C's Biggest Mistake on Hacker News
bpr
brogoff at gmail.com
Wed Jul 25 20:24:39 UTC 2018
On Wednesday, 25 July 2018 at 17:23:40 UTC, Ecstatic Coder wrote:
> But don't be too optimistic about BetterC...
I'm too old to get optimistic about these things. In the very
best case, D has quite an uphill battle for market share. Any non
mainstream language does. If I were a betting man, I'd bet on
Rust.
> Honestly, considering D's leadership current priorities, I
> don't see how it could become soon a true C++ or Go competitor,
> even with the half-baked BetterC initiative...
There are a few ways I can see, and doubtless others can see
different ones. Here's one: use Mir and BetterC to write a
TensorFlow competitor for use in developing and deploying ML
models. I'm sure you can shoot holes in that idea, but you get
the point. Try lots of things and see what works, and keep doing
more of those things. Worked for Python.
> For instance, I've suggested they consider using reference
> counting as an alternative default memory management scheme,
> and add it to the lists of scolarship and crowdsourced project,
> and of course they have added all the other suggestion, but not
> this one. What a surprise ;)
I'm pretty sure D leadership is pursuing such things. In fact,
https://wiki.dlang.org/Vision/2018H1
rather prominently mentions it.
> Despite this is probably one of the most used allocation
> management scheme in typical C++ development, as this
> drastically reduces the risks of memory leaks and dangling
> pointers...
> Anyway, meanwhile D remains a fantastic strongly-typed
> scripting language for file processing and data analysis, and
> its recent adoption at Netflix has once again clearly proved
> it...
For this and similar uses, tracing GC is fine, better in fact
than the alternatives.
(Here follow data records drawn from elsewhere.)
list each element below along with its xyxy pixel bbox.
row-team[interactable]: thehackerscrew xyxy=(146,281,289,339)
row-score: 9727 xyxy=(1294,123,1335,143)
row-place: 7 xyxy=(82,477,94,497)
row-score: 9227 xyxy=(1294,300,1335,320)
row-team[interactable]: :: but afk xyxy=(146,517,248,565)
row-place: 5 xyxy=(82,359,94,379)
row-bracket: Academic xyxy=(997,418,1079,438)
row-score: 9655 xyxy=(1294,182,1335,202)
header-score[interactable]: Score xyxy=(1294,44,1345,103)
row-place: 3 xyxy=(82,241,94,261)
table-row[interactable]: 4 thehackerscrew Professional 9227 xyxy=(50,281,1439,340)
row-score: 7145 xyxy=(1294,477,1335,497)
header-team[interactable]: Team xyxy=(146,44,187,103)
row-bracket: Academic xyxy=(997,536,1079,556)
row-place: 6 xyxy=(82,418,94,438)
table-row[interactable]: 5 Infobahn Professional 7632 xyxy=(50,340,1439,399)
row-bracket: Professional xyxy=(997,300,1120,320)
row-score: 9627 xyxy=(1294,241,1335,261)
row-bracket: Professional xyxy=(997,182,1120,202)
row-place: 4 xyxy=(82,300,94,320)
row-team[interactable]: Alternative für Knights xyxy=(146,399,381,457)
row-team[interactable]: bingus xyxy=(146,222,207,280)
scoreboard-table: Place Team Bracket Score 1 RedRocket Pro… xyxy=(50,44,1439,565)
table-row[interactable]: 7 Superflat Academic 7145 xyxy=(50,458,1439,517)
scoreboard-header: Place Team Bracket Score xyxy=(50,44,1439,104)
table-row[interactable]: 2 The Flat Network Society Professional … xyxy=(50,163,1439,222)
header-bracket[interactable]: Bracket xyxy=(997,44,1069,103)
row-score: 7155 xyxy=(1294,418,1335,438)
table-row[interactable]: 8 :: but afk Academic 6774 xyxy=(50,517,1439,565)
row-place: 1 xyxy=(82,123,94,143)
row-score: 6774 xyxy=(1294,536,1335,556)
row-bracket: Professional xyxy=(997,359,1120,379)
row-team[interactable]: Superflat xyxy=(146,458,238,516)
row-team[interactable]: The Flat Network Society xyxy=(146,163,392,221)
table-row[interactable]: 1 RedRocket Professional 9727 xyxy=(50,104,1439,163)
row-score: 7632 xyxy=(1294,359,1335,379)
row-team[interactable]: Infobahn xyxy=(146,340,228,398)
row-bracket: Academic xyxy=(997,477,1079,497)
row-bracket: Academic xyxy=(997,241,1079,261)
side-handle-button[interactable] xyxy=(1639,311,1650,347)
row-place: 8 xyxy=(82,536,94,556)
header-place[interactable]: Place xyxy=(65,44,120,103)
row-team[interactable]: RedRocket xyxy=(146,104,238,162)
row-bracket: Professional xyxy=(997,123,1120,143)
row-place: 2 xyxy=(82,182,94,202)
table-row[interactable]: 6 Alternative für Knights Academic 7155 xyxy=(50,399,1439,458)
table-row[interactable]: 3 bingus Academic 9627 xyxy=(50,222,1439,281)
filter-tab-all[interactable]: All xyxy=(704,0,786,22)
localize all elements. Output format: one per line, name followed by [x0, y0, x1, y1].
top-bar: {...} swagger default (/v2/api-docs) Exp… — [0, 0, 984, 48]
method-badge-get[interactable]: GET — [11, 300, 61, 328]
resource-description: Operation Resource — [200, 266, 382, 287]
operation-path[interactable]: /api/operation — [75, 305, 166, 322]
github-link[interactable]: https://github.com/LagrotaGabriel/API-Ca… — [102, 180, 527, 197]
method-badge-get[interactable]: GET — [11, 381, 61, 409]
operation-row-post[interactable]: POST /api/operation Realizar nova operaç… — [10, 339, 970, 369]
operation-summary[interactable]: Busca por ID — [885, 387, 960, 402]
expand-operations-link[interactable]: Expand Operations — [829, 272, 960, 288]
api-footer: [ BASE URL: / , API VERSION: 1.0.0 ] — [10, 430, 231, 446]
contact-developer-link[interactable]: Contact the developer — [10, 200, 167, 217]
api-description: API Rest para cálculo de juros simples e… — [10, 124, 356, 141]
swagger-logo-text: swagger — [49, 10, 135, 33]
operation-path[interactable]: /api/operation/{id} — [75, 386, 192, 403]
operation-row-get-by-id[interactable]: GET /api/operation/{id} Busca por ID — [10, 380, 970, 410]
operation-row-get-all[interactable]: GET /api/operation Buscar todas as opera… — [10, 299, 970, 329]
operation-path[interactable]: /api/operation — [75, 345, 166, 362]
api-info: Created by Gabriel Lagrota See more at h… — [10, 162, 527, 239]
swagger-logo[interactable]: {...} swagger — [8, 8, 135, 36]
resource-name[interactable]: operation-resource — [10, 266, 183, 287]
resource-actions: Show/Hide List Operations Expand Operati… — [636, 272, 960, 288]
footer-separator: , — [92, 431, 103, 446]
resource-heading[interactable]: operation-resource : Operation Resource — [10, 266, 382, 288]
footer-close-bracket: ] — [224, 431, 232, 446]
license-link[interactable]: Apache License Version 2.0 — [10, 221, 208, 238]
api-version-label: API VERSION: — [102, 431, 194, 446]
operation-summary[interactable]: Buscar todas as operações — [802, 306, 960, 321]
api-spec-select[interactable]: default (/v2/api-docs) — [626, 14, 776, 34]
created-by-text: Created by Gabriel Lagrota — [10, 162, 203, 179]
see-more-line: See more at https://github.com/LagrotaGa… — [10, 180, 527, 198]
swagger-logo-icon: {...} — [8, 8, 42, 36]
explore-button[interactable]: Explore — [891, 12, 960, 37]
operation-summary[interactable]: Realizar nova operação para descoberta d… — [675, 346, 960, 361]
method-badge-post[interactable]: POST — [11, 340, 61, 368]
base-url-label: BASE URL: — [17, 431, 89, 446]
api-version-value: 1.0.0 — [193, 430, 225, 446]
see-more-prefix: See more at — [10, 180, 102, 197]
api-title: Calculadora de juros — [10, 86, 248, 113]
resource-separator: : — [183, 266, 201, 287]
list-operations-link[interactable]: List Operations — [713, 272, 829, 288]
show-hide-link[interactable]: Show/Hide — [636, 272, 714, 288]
I'm only making noise about betterC for
the cases where C++ dominates and tracing GC is a showstopper.
In an alternative timeline, DasBtterC would have been released
before D with GC, and the main libraries would have been nogc,
and maybe there'd be a split between raw pointers and traced refs
(like Nim and Modula-3) and then maybe there'd have been no
strong desire for Rust since D could have filled that niche.